HIPAA Agreement
Authorize access to your personal health information and ensure your privacy
Updated August 31, 2023
Novellia was created to bridge the gap between individuals’ complete health story and data currently accessible to clinicians and researchers. As part of this, Novellia offers individuals the opportunity to assist in closing this gap by contributing to research and fostering the development and advancement of clinical breakthroughs. Novellia’s client network includes entities, such as life sciences organizations, that seek to transform the health care industry through their research activities. Such entities seek to accelerate the path to life-changing medicines by utilizing longitudinal data that tracks specific patient journeys in connection with their research. I hereby authorize the use, disclosure, and sale of my Protected Health Information as described below to Novellia, Inc. (“Novellia”) for a period of 24 months from the date I sign this authorization. I understand that this authorization is voluntary, revokable, and that I may refuse to sign this authorization. My failure to sign this authorization or the revocation of this authorization may prevent me from receiving services from Novellia, but will not otherwise affect any treatment, payment, eligibility for benefits or enrollment activities which I am entitled to receive or in which I am entitled to participate.
“Protected Health Information” referred to in this authorization means Protected Health Information as that term is defined under the Health Insurance Portability and Accountability Act of 1996 (“HIPAA”). HIPAA defines “Protected Health Information” as identifiable information held by a covered entity relating to (a) my past and present physical or mental health or condition; (b) the provision of health care to me; and (c) payment for the provision of health care to me. Protected Health Information may include information that is created both before and after the date of this authorization.
“Protected Health Information” referred to in this authorization means Protected Health Information as that term is defined under the Health Insurance Portability and Accountability Act of 1996 (“HIPAA”). HIPAA defines “Protected Health Information” as identifiable information held by a covered entity relating to (a) my past and present physical or mental health or condition; (b) the provision of health care to me; and (c) payment for the provision of health care to me. Protected Health Information may include information that is created both before and after the date of this authorization.
This form authorizes the release of all Protected Health Information to Novellia, including the following sensitive health information unless you inform us otherwise: (a) alcohol/drug abuse treatment (other than Part 2 records), (b) HIV/AIDS-related treatment, (c) sexually transmitted diseases treatment, and (d) mental health treatment. To the extent applicable, I authorize Novellia to obtain my Protected Health Information from my health care providers and/or my health insurance plan, either directly or indirectly through a third-party (such as a healthcare clearinghouse or health information exchange platform) or other Novellia designee. I further authorize Novellia to use and disclose all, or any part of, my Protected Health Information, to Novellia’s client network for the clients’ research, evaluation, analysis, or treatment activities, including but not limited to: (i) evaluating the safety and efficacy of therapeutics, (ii) evaluating the cost of care for specific populations, (iii) tailoring care management to improve patient outcomes, (iv) advancing personalized medicine and precision therapeutics, and (v) conducting other research activities that are otherwise deemed appropriate by Novellia’s client network and permitted by applicable law.
I further understand that Novellia’s client network will compensate Novellia in exchange for the collection and access to my Protected Health Information and I authorize such sale of my Protected Health Information.

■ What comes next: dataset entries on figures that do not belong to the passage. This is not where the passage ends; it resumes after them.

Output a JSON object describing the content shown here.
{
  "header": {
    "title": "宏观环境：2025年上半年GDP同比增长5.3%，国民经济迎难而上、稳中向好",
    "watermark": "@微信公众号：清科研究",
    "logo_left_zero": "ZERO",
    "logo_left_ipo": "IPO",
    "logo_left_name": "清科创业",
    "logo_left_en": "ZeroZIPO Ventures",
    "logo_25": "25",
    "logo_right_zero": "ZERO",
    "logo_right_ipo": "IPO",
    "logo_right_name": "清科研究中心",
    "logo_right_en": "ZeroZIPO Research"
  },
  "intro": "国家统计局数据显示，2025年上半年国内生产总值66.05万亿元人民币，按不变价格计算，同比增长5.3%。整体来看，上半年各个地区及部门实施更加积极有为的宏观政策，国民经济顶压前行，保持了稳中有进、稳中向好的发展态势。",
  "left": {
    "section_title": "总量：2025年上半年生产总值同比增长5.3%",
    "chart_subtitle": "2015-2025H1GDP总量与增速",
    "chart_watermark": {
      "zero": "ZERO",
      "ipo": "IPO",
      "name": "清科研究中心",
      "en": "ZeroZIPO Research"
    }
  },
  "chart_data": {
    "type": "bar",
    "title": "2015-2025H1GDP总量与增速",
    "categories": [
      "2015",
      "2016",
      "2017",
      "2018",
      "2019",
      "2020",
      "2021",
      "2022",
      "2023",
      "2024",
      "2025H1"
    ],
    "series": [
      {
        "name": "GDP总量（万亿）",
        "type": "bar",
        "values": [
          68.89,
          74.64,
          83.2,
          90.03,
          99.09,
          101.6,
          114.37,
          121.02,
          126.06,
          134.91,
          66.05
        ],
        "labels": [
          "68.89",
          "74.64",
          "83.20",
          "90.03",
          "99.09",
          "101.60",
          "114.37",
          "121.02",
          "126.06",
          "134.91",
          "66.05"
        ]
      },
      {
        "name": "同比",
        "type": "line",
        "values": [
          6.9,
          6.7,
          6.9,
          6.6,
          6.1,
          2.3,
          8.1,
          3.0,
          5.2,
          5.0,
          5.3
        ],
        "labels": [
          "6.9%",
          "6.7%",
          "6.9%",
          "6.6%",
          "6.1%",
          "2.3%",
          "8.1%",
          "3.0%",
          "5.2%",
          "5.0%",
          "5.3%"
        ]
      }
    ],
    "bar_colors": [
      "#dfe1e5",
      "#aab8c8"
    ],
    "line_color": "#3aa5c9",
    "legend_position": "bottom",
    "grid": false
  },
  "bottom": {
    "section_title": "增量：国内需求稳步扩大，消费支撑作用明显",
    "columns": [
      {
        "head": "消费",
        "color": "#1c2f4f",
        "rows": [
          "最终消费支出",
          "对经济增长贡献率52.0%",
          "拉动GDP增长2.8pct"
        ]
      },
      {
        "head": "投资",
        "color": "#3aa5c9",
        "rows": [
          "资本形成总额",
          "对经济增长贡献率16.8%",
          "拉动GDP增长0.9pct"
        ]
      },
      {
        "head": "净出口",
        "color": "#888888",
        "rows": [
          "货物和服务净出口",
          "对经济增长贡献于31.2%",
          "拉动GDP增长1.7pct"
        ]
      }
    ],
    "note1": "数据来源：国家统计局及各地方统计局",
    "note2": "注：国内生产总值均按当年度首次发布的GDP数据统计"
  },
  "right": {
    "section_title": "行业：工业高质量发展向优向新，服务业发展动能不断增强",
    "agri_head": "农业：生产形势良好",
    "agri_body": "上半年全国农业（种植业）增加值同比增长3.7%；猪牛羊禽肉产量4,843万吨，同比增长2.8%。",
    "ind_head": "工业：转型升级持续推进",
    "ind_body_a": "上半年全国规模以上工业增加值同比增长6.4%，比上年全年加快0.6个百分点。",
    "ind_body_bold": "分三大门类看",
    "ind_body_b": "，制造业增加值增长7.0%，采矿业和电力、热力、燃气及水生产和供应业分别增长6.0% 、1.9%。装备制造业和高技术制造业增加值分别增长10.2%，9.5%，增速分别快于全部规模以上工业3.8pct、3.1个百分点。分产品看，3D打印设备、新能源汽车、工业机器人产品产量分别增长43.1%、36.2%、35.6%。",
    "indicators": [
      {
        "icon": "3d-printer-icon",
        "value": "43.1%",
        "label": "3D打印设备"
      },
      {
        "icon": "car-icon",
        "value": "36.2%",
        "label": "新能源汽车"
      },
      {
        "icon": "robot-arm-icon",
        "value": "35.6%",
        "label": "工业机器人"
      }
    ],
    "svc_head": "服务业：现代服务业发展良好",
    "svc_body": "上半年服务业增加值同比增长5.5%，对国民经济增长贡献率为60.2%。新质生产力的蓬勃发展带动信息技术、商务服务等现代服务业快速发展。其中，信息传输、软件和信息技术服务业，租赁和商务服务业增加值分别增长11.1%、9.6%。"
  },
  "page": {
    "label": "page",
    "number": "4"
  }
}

I understand my Protected Health Information once disclosed may be re-disclosed by the recipient and this re-disclosure may no longer be protected by federal and state law, unless prohibited by certain more restrictive law, and with certain limited exceptions. If I am a resident of California, any person or entity to whom my Protected Health Information is disclosed pursuant to this authorization may not further use or disclose the Protected Health Information unless another authorization is obtained from me or unless such disclosure is specifically required or permitted by applicable law.
I understand that I may revoke my authorization at any time by sending written notice to Novellia at support@novellia.com. I understand that my revocation will be effective upon receipt and Novellia will cease the collection of your Protected Health Information, except to the extent that any party has acted in reliance on this authorization.
I acknowledge that I have read and understand this authorization. I understand that I have a right to receive a copy of this authorization. I acknowledge that my authorization will remain valid for a period of 24 months unless earlier revoked by me or as otherwise limited by applicable law. By signing this authorization, I affirm that I am at least 18 years of age and have the legal capacity to provide effective consent.